Met uitzondering van baby’s die zich met ernstige en bijna pathognomonische klachten zoals meconium ileus presenteren, wordt de diagnose op klinische basis zelden voor de wenselijke leeftijd van 2 maanden gesteld, omdat de klachten bij veel kinderen in het eerste levensjaar vaak aspecifiek zijn.

Sedert kort zijn er ook meer specifieke behandelingen beschikbaar en terugbetaald in België voor kinderen vanaf 2 jaar en volwassenen, die bij bepaalde mutaties in CFTR de werking van het CFTR eiwit kunnen verbeteren (CFTR-modulatoren), met een belangrijke klinische verbetering tot gevolg. De verwachting is dat deze behandelingen, indien het nut in die leeftijdscategorie bevestigd wordt, ook voor jongere kinderen en zuigelingen met deze specifieke mutaties gebruikt zullen kunnen worden.  Bij inname door de moeder kunnen deze modulatoren wel interfereren met de neonatale screening (zie draaiboek mucoviscidose, punt 2.1.6).

Diagnose voor de leeftijd van 2 maanden is mogelijk door alle pasgeboren baby’s neonatale opsporing aan te bieden op hetzelfde bloedstaal dat wordt afgenomen in het Bevolkingsonderzoek Aangeboren aandoeningen.
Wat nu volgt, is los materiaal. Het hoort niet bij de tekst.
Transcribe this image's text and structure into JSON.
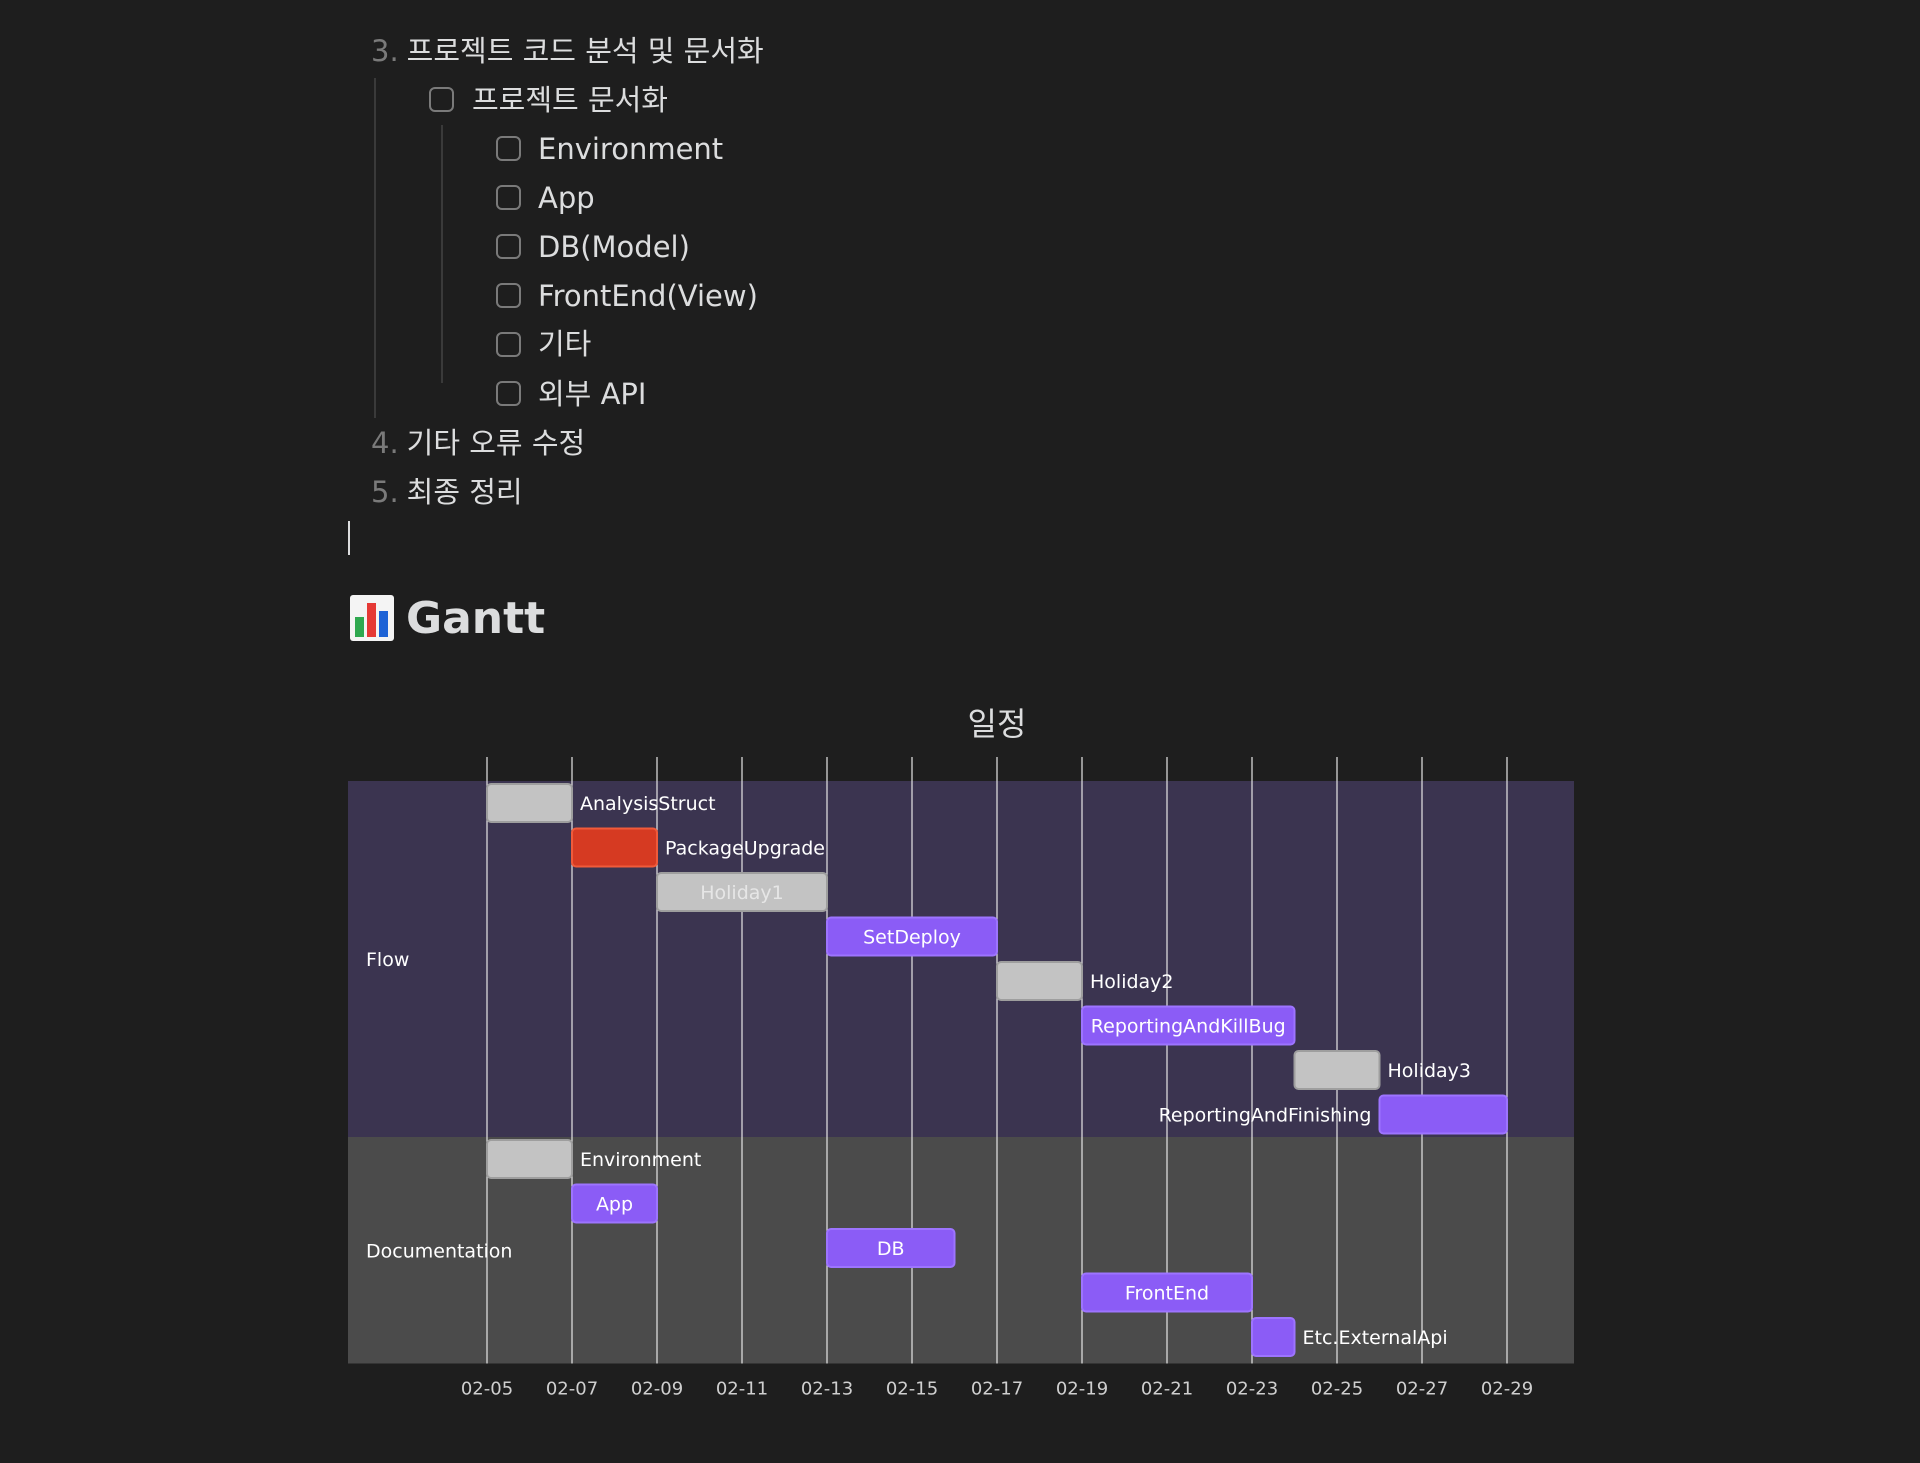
{
  "outline": {
    "items": [
      {
        "number": "3.",
        "text": "프로젝트 코드 분석 및 문서화"
      },
      {
        "text": "프로젝트 문서화",
        "checked": false
      },
      {
        "text": "Environment",
        "checked": false
      },
      {
        "text": "App",
        "checked": false
      },
      {
        "text": "DB(Model)",
        "checked": false
      },
      {
        "text": "FrontEnd(View)",
        "checked": false
      },
      {
        "text": "기타",
        "checked": false
      },
      {
        "text": "외부 API",
        "checked": false
      },
      {
        "number": "4.",
        "text": "기타 오류 수정"
      },
      {
        "number": "5.",
        "text": "최종 정리"
      }
    ]
  },
  "heading": {
    "text": "Gantt",
    "icon": "bar-chart-emoji-icon"
  },
  "chart_data": {
    "type": "gantt",
    "title": "일정",
    "x_ticks": [
      "02-05",
      "02-07",
      "02-09",
      "02-11",
      "02-13",
      "02-15",
      "02-17",
      "02-19",
      "02-21",
      "02-23",
      "02-25",
      "02-27",
      "02-29"
    ],
    "sections": [
      {
        "name": "Flow",
        "color": "#3b3450",
        "tasks": [
          {
            "name": "AnalysisStruct",
            "start": "02-05",
            "end": "02-07",
            "status": "done"
          },
          {
            "name": "PackageUpgrade",
            "start": "02-07",
            "end": "02-09",
            "status": "crit"
          },
          {
            "name": "Holiday1",
            "start": "02-09",
            "end": "02-13",
            "status": "done"
          },
          {
            "name": "SetDeploy",
            "start": "02-13",
            "end": "02-17",
            "status": "active"
          },
          {
            "name": "Holiday2",
            "start": "02-17",
            "end": "02-19",
            "status": "done"
          },
          {
            "name": "ReportingAndKillBug",
            "start": "02-19",
            "end": "02-24",
            "status": "active"
          },
          {
            "name": "Holiday3",
            "start": "02-24",
            "end": "02-26",
            "status": "done"
          },
          {
            "name": "ReportingAndFinishing",
            "start": "02-26",
            "end": "02-29",
            "status": "active"
          }
        ]
      },
      {
        "name": "Documentation",
        "color": "#4b4b4b",
        "tasks": [
          {
            "name": "Environment",
            "start": "02-05",
            "end": "02-07",
            "status": "done"
          },
          {
            "name": "App",
            "start": "02-07",
            "end": "02-09",
            "status": "active"
          },
          {
            "name": "DB",
            "start": "02-13",
            "end": "02-16",
            "status": "active"
          },
          {
            "name": "FrontEnd",
            "start": "02-19",
            "end": "02-23",
            "status": "active"
          },
          {
            "name": "Etc.ExternalApi",
            "start": "02-23",
            "end": "02-24",
            "status": "active"
          }
        ]
      }
    ],
    "colors": {
      "done": "#c3c3c3",
      "crit": "#d63a22",
      "active": "#8b5cf6",
      "gridline": "#e6e6e6"
    }
  }
}
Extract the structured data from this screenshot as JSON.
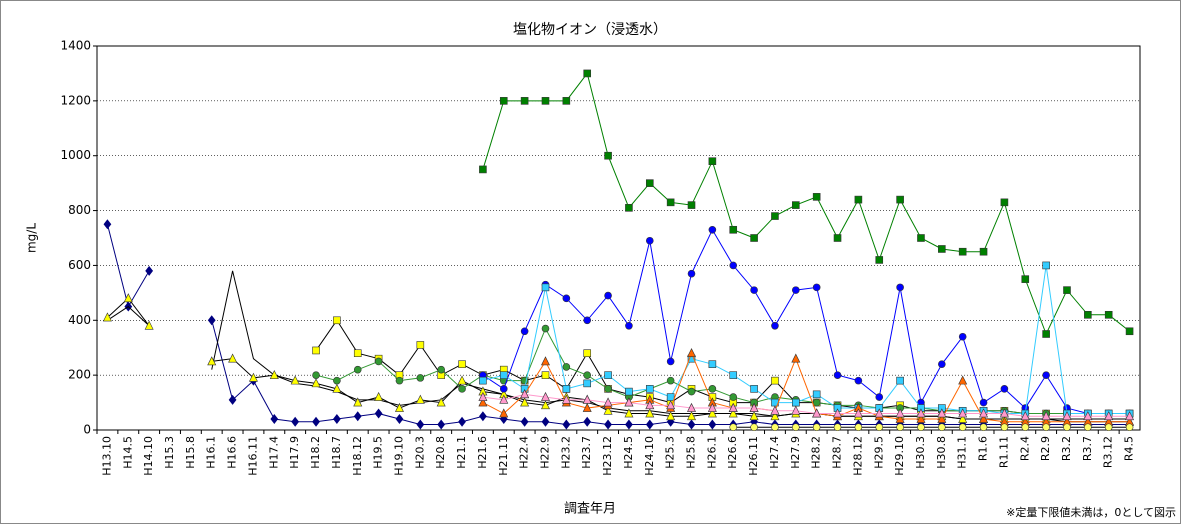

In Vlaanderen (België) is gekozen voor een tweetrapsscreening, nl. bepaling van Immunoreactief trypsinogeen (IRT) en daarna een gericht DNA onderzoek (IRT-DNA).

De gezondheidswinst bij neonatale opsporing van mucoviscidose bestaat erin de levenskwaliteit van de personen met mucoviscidose en hun omgeving te verbeteren, de levensduur en de efficiëntie van de zorg te verhogen.

De screening is efficiënt en goedkoop. Er is aanvullende diagnostiek beschikbaar door middel van zweettest en moleculair genetische diagnostiek. De behandeling en opvolging in mucoviscidose referentiecentra is beschikbaar en terugbetaald in België.

Genetica

Mucoviscidose is een autosomaal recessief overerfbare aandoening (herhalingsrisico binnen het gezin van 1:4 voor elke zwangerschap).